NewsAmerica in Crisis


Nonprofit offers tips to demonstrators on protecting themselves from protest surveillance

Posted at 2:52 PM, Jun 09, 2020

Members of Congress are pushing federal agencies, including the FBI, to stop collecting information on protesters.

According to The Washington Post, legislators cited several recent reports about surveillance using manned and unmanned aircraft and cell phone tracking.

Photos and videos at protests are being collected by all sorts of agencies and protesters. Some have been used to identify and arrest suspects in violent acts, including looting, arson and the death of a former St. Louis police captain.

One organization is warning participants about the information they may be sharing with police.

“All too often, the information we're using to highlight these demonstrations, the photos, the videos, that becomes just another weapon for police to use against those demonstrators,” said Albert Fox Cahn with the Surveillance Technology Oversight Project.

The nonprofit recently put out a guide about how to protect yourself from protest surveillance, suggesting people not wear descriptive clothing and cover visible tattoos, things that are easily identifiable on video.

Also, they recommend using a disposable prepaid phone or turn off location services on your phone by switching to airplane mode. And they say to use strong phone passwords and turning off facial and thumbprint recognition to make it harder to get into a phone.

The group is suing New York City police to find out what they're doing with information they collect from people's cell phones.

They've also introduced the first ever geofence ban in the country in New York. That's when police use a warrant to get names and IDs of all the people in a specific area.

“It gives you an incredibly powerful way to chill First Amendment activity to track people simply because they are out in public supporting police reform,” said Cahn.

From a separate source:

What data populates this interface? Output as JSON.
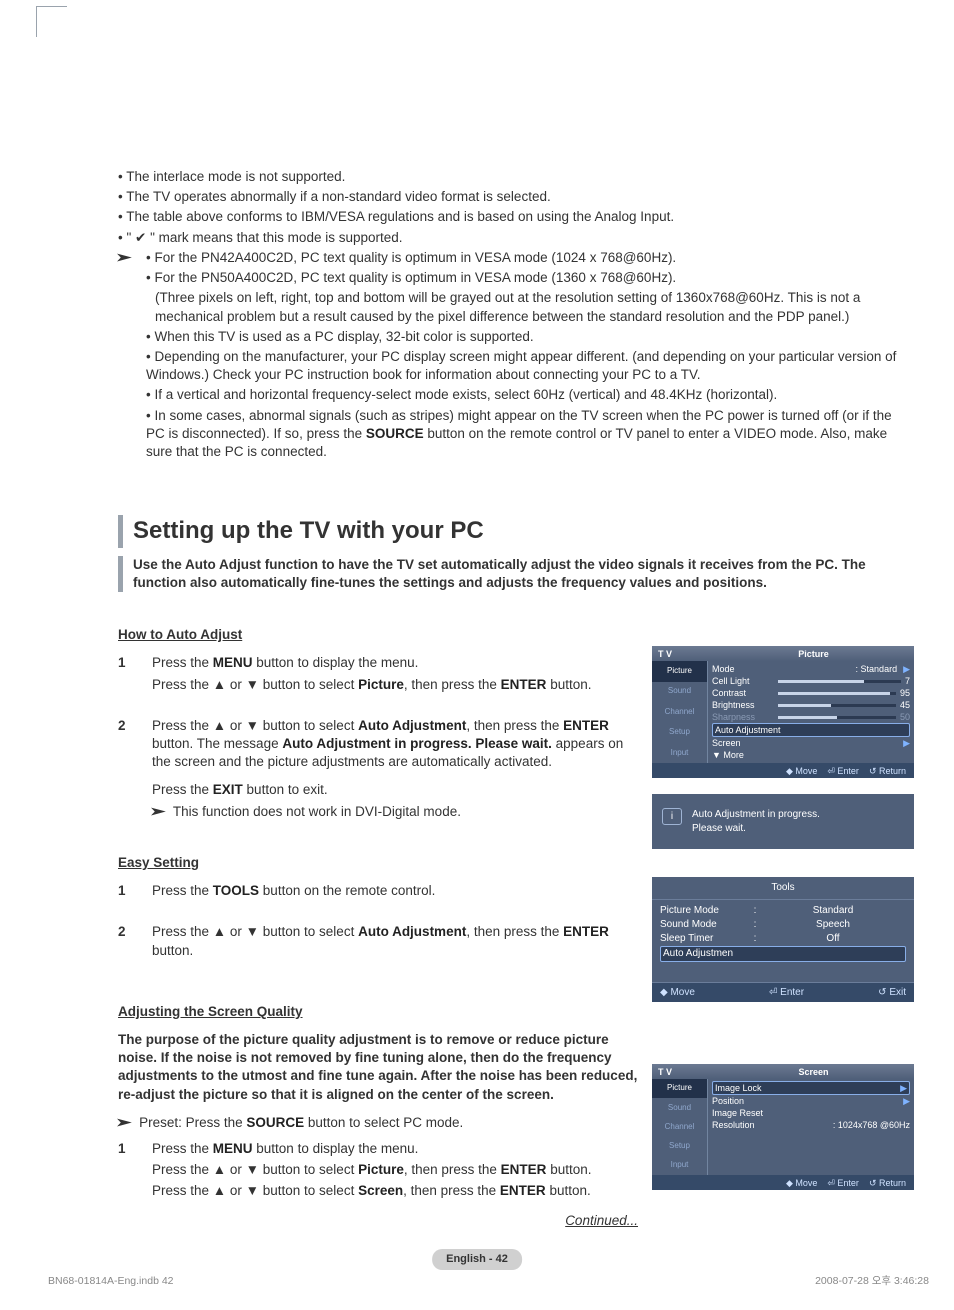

Google reports getting thousands of geofence warrants every year.

Meanwhile, some changes to body camera policies are happening now amid calls for police reform, but the group warns even they can be biased.

“So, the police departments that are supposed to be watched by these body cameras are the ones who are holding the recordings, are the ones who get to decide when they are released,” said Cahn. “They get to decide what is public interest and that gives them huge power to shift the narrative.”

The Surveillance Technology Oversight Project recommends an independent agency be in charge of monitoring police body-cam footage.